With prolonged tocolytic therapy, it is necessary to monitor the condition of the fetoplacental complex and ensure that there is no placental abruption. Clinical symptoms of premature placental abruption can be smoothed out with tocolytic therapy.
When the membranes rupture and when the cervix is ​​dilated by more than 2-3 cm, the effectiveness of tocolytic therapy is low.
During tocolytic treatment with beta-agonists, the symptoms of concomitant dystrophic myotonia may increase. In such cases, the use of diphenylhydantoin (phenytoin) drugs is recommended.
Patients with rare hereditary galactose intolerance, lactase deficiency or glucose-galactose malabsorption should not use the drug.
During tocolytic treatment, it is necessary to control the release of the intestines.
Coffee and tea may increase the side effects of Ginipral.

The ability to influence the reaction speed when driving vehicles or other mechanisms.

Some adverse reactions from the central nervous system in individual cases may affect the ability to drive vehicles or operate machinery.

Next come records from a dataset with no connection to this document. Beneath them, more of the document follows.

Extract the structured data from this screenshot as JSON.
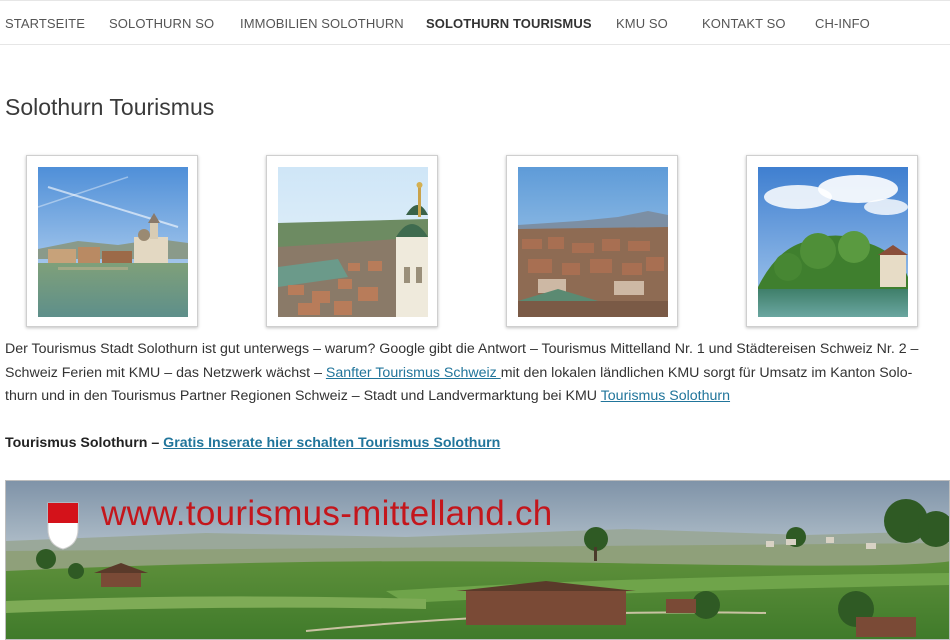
{
  "nav": {
    "items": [
      {
        "label": "STARTSEITE",
        "active": false
      },
      {
        "label": "SOLOTHURN SO",
        "active": false
      },
      {
        "label": "IMMOBILIEN SOLOTHURN",
        "active": false
      },
      {
        "label": "SOLOTHURN TOURISMUS",
        "active": true
      },
      {
        "label": "KMU SO",
        "active": false
      },
      {
        "label": "KONTAKT SO",
        "active": false
      },
      {
        "label": "CH-INFO",
        "active": false
      }
    ]
  },
  "page": {
    "title": "Solothurn Tourismus"
  },
  "paragraph": {
    "line1": "Der Tourismus Stadt Solothurn ist gut unterwegs – warum? Google gibt die Antwort – Tourismus Mittelland Nr. 1  und Städtereisen Schweiz Nr. 2 –",
    "line2_before": "Schweiz Ferien mit KMU – das Netzwerk wächst – ",
    "link1": "Sanfter Tourismus Schweiz ",
    "line2_after": "mit den lokalen ländlichen KMU sorgt für Umsatz im Kanton Solo-",
    "line3_before": "thurn und in den Tourismus Partner Regionen Schweiz – Stadt und Landvermarktung bei KMU ",
    "link2": "Tourismus Solothurn"
  },
  "lead": {
    "label": "Tourismus Solothurn – ",
    "link": "Gratis Inserate hier schalten Tourismus Solothurn"
  },
  "banner": {
    "text": "www.tourismus-mittelland.ch"
  },
  "colors": {
    "link": "#21759b",
    "banner_text": "#c4161c",
    "crest_red": "#d4121a"
  }
}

Interaction with other drugs and other types of interactions.

Non-selective beta-blockers weaken or neutralize the effect of Ginipral.
Methylxanthine (for example, theophylline) enhances the effect of Ginipral.
The intensity of glycogen accumulation in the liver caused by the use of GCS is reduced under the influence of Ginipral.
The effect of oral hypoglycemic agents during therapy with Ginipral is weakened.
Concomitant treatment with certain sympathomimetic drugs (cardiovascular and anti-asthmatic drugs) should not be carried out, since the effect of the drugs on the cardiovascular system is enhanced and the risk of adverse reactions due to overdose increases.
Ginipral should not be used in conjunction with drugs containing ergot alkaloids, as well as with drugs containing calcium, vitamin D, dihydrotachysterol and mineralcorticoids, as well as with MAO inhibitors, tricyclic antidepressants.
General anesthesia (fluorotane) and adrenergic stimulants increase side effects on the cardiovascular system.

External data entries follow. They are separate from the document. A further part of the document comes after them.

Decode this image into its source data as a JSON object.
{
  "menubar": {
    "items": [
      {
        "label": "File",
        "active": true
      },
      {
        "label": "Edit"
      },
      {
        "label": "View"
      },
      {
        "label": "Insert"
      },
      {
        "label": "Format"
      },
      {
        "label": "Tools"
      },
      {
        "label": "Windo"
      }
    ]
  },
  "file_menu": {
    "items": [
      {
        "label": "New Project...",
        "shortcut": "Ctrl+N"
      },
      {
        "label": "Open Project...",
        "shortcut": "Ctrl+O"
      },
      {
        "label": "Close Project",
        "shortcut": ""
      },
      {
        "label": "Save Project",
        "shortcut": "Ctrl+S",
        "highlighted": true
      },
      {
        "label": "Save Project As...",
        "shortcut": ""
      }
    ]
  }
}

Pharmacological properties.

Pharmacological

Ginipral is a selective beta-2 sympathomimetic that relaxes the uterine muscles. Under the influence of Ginipral, the frequency and intensity of uterine contractions decreases. The drug suppresses spontaneous and oxytocin-induced labor contractions. During childbirth, it normalizes very strong or irregular contractions. Under the influence of Ginipral, premature contractions stop in most cases, which makes it possible to prolong pregnancy until the normal due date. Suppression of labor contractions is observed immediately after intravenous administration of the drug and lasts approximately 20 minutes. The effect of the drug is prolonged after subsequent drip administration of the drug. Due to its beta-2 selectivity, Ginipral has a slight effect on cardiac activity and blood flow in the pregnant woman and fetus.

Pharmacokinetics

The drug consists of two catecholamine groups, which in the human body undergo a methylation process due to catecholamine-O-methyltransferase. While the action of isoprenaline is almost completely abolished by the introduction of one methyl group, hexoprenaline becomes biologically inactive only if both of its catecholamine groups are methylated. This property, as well as the high ability of Ginipral to adhesive on the surface, is considered the reason for its long-lasting action.
When using hexoprenaline, during the first 4 hours, 80% of the active substances are excreted in the urine unchanged, that is, in the form of free hexoprenaline and monomethyl derivative. After this, the excretion of dimethyl derivative and related compounds (glucuronide and sulfate) increases. A small part is excreted in the bile in the form of complex metabolites.

Pharmaceutical characteristics.

Basic physical and chemical properties: white, round, biconvex.

Best before date. 5 years.

Storage conditions. Store at a temperature not exceeding 25 º C in a place protected from light and out of reach of children.

Package. 10 tablets in a blister. 2 blisters in a cardboard box.